At first, you set its value to null. This value changes at the mouse click on the button. Then you set its value to a new instance of AbortController (3). After that, you pass the instance’s signal property directly to your calculate() function (4).

If the user clicks the button again before five seconds elapsed, it causes the invocation of the abortController.abort() function (5). This fires the abort event on the AbortSignal instance you passed earlier to calculate() (6).

Inside the abort event listener, you remove the ticking timer (7) and reject the promise with an appropriate error (8; according to the specification, it must be a DOMException with an ‘AbortError’ type). The error eventually passes control to catch (9) and blocks (10).

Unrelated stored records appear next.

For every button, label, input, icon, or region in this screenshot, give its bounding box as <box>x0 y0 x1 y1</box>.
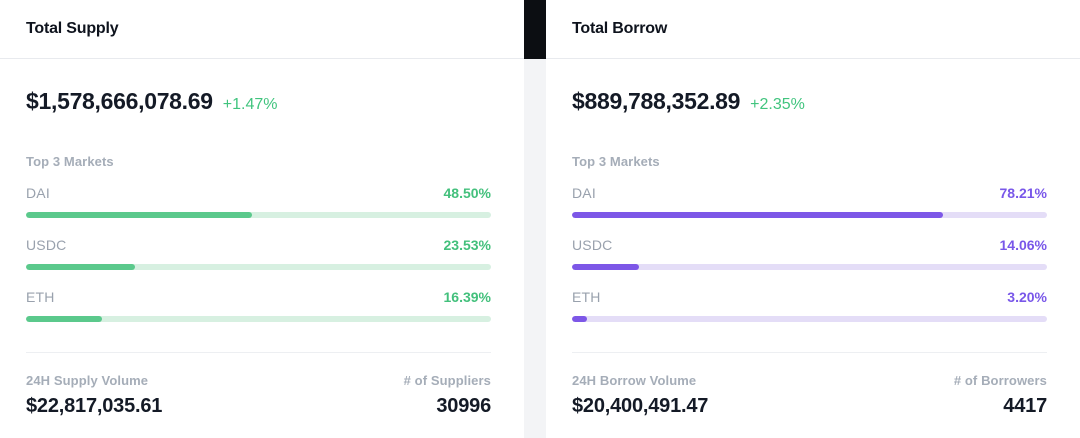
progress-bar-track <box>26 316 491 322</box>
borrow-change-percent: +2.35% <box>750 96 805 113</box>
borrow-market-row-eth: ETH 3.20% <box>572 289 1047 322</box>
progress-bar-track <box>26 212 491 218</box>
borrow-volume-value: $20,400,491.47 <box>572 395 709 417</box>
supply-volume-block: 24H Supply Volume $22,817,035.61 <box>26 373 162 418</box>
supply-total-value: $1,578,666,078.69 <box>26 88 213 114</box>
borrowers-count-label: # of Borrowers <box>953 373 1047 388</box>
total-supply-header: Total Supply <box>0 0 524 59</box>
header-separator-bar <box>524 0 546 59</box>
market-percent: 78.21% <box>999 185 1047 201</box>
borrow-market-row-dai: DAI 78.21% <box>572 185 1047 218</box>
borrowers-count-value: 4417 <box>1003 395 1047 417</box>
borrow-top-markets-label: Top 3 Markets <box>572 154 660 169</box>
market-name: ETH <box>26 289 55 305</box>
market-percent: 16.39% <box>443 289 491 305</box>
supply-market-row-dai: DAI 48.50% <box>26 185 491 218</box>
progress-bar-fill <box>572 316 588 322</box>
supply-volume-value: $22,817,035.61 <box>26 395 163 417</box>
market-name: USDC <box>26 237 67 253</box>
supply-market-row-eth: ETH 16.39% <box>26 289 491 322</box>
market-name: USDC <box>572 237 613 253</box>
progress-bar-track <box>572 316 1047 322</box>
market-percent: 14.06% <box>999 237 1047 253</box>
borrow-volume-block: 24H Borrow Volume $20,400,491.47 <box>572 373 708 418</box>
borrow-total-row: $889,788,352.89 +2.35% <box>572 88 1047 115</box>
suppliers-count-value: 30996 <box>436 395 491 417</box>
progress-bar-fill <box>26 316 103 322</box>
progress-bar-fill <box>26 212 252 218</box>
total-supply-title: Total Supply <box>26 20 119 37</box>
market-name: DAI <box>572 185 596 201</box>
borrow-market-row-usdc: USDC 14.06% <box>572 237 1047 270</box>
supply-top-markets-label: Top 3 Markets <box>26 154 114 169</box>
borrowers-count-block: # of Borrowers 4417 <box>954 373 1047 418</box>
total-borrow-title: Total Borrow <box>572 20 668 37</box>
borrow-total-value: $889,788,352.89 <box>572 88 741 114</box>
total-supply-card: Total Supply $1,578,666,078.69 +1.47% To… <box>0 0 524 438</box>
total-supply-body: $1,578,666,078.69 +1.47% Top 3 Markets D… <box>0 59 524 418</box>
supply-market-row-usdc: USDC 23.53% <box>26 237 491 270</box>
supply-volume-label: 24H Supply Volume <box>26 373 149 388</box>
progress-bar-track <box>572 212 1047 218</box>
suppliers-count-label: # of Suppliers <box>403 373 491 388</box>
supply-change-percent: +1.47% <box>222 96 278 113</box>
suppliers-count-block: # of Suppliers 30996 <box>403 373 492 418</box>
total-borrow-body: $889,788,352.89 +2.35% Top 3 Markets DAI… <box>546 59 1080 418</box>
progress-bar-fill <box>26 264 136 270</box>
total-borrow-card: Total Borrow $889,788,352.89 +2.35% Top … <box>546 0 1080 438</box>
market-percent: 48.50% <box>443 185 491 201</box>
market-name: ETH <box>572 289 601 305</box>
progress-bar-fill <box>572 212 944 218</box>
footer-divider <box>572 352 1047 353</box>
market-percent: 3.20% <box>1007 289 1047 305</box>
progress-bar-fill <box>572 264 639 270</box>
progress-bar-track <box>26 264 491 270</box>
progress-bar-track <box>572 264 1047 270</box>
market-percent: 23.53% <box>443 237 491 253</box>
supply-footer: 24H Supply Volume $22,817,035.61 # of Su… <box>26 373 491 418</box>
borrow-footer: 24H Borrow Volume $20,400,491.47 # of Bo… <box>572 373 1047 418</box>
market-name: DAI <box>26 185 50 201</box>
card-gap <box>524 0 546 438</box>
footer-divider <box>26 352 491 353</box>
supply-total-row: $1,578,666,078.69 +1.47% <box>26 88 491 115</box>
borrow-volume-label: 24H Borrow Volume <box>572 373 697 388</box>
total-borrow-header: Total Borrow <box>546 0 1080 59</box>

You should also prepare your code to handle a situation like this:

const abortController = new AbortController();

abortController.abort();
calculate( abortController.signal );

In such a case, the abort event doesn’t fire because it happens before passing the signal to the calculate() function. Let’s refactor it a little:

function calculate( abortSignal ) {
  return new Promise( ( resolve, reject ) => {
    const error = new DOMException( 'Calculation aborted by the user', 'AbortError' ); // 1

    if ( abortSignal.aborted ) { // 2
      return reject( error );
    }

    const timeout = setTimeout( ()=> {
      resolve( 1 );
    }, 5000 );

    abortSignal.addEventListener( 'abort', () => {
      clearTimeout( timeout );
      reject( error );
    } );
  } );
}

The error moves to the top (1). You can reuse it in two different parts of the code (yet it would be more elegant to create a factory of errors). Additionally, a guard clause appeared, checking the value of abortSignal.aborted (2). If it equals true, the calculate() function rejects the promise with an appropriate error without doing anything further.